Fiori davanti alla tomba di Carletto Ferrari in ricordo di un eroe della resistenza varesina
Carletto Ferrari aveva 32 anni quando venne ucciso a pochi metri dai Miogni di Varese. Era l’11 gennaio 1945
Cerimonia silenziosa ma ricca di significati storici per la pace nella nostra Repubblica Italiana, dopo i tremendi drammi della guerra combattuta a prezzo della vita, quella che si è appena svolta al Cimitero di Bizzozero davanti alla tomba di famiglia di Carletto Ferrari, eroe della Resistenza.
Solamente il suono della tromba e la deposizione dei fiori hanno rappresentato il motivo della presenza davanti alla cappella di famiglia di Carletto ed alle tombe di Sergio De Tomasi, deportato a Mauthausen e del partigiano Franco Lonati.
Ester de Tomasi figlia di Sergio, presidente provinciale dell’ANPI ha guidato il percorso dei presenti.
Presente il consigliere comunale Luca Paris.
(Dal post di Giuseppe Terziroli)
CHI ERA CARLETTO FERRARI
Carletto Ferrari aveva 32 anni quando venne ucciso a pochi metri dai Miogni di Varese. Era l’11 gennaio 1945. Il racconto drammatico di quei momenti fu ricostruito da un ragazzo poco più che ventenne, Filippo Conti, che probabilmente nel tentativo di aver salva la vita, confessò d’aver partecipato all’assassinio dell’ex-tenente degli alpini, figlio di una famiglia dell’alta borghesia livornese, presidente del Comitato di Liberazione Nazionale di Varese attivo nel gruppo dei partigiani della Val D’Intelvi.

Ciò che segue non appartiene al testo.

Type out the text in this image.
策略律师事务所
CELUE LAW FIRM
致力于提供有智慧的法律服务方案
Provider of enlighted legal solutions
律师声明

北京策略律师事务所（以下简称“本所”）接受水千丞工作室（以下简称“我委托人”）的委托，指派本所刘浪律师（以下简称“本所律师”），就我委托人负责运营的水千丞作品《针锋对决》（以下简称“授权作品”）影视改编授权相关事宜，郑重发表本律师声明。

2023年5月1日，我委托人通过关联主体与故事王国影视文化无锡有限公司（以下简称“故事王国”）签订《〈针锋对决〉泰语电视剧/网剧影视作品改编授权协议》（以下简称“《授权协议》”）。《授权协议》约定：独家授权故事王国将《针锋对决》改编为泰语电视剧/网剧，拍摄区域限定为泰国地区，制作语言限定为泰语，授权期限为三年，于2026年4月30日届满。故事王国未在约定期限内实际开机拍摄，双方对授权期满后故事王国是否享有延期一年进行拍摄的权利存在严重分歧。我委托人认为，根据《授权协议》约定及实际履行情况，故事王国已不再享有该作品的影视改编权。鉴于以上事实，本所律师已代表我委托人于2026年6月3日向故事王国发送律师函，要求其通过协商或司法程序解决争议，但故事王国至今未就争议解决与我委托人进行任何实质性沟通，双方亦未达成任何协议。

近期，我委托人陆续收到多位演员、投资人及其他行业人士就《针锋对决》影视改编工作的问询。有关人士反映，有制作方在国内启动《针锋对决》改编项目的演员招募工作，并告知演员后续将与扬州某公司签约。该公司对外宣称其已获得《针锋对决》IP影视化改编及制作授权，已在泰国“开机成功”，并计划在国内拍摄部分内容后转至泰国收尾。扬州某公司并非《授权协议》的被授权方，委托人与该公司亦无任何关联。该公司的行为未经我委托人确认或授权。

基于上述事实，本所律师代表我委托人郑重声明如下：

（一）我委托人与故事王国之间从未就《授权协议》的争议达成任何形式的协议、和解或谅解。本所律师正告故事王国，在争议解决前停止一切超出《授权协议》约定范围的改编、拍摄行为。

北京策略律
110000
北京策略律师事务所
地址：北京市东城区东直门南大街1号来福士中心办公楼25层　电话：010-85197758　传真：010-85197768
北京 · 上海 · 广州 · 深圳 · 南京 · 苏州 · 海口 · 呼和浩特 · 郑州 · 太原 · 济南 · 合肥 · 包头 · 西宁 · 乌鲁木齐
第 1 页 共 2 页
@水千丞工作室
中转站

Conti lo aveva messo per iscritto su un foglio d’appunti facendo i nomi di coloro che avevano partecipato e del mandante. Il biglietto diceva: “Noi sottoscritti Filippo Conti, Innocente Cappelletti e Cataldo Mignona dichiariamo che, dopo aver avuto l’ordine dal capitano Triulzi di ammazzare Carletto Ferrari, abbiamo eseguito l’ordine, sparando una raffica di mitra per ciascuno al petto di Carletto Ferrari”. (leggi la ricostruzione del giornalista e storico Franco Giannantoni)
Carletto Ferrari era nel mirino dei fascisti “per aver distrutto con altri il 26 luglio 1943 il Gruppo Rionale “Mussolini” di Varese” e per questo condannato nel 1944 in contumacia dal Tribunale Straordinario Provinciale a nove anni di carcere. In uno scontro a fuoco qualche mese dopo la condanna fu inoltre accusato del delitto del vice brigadiere Giuseppe Silvino e costretto a rifugiarsi nel Comasco per continuare la Resistenza.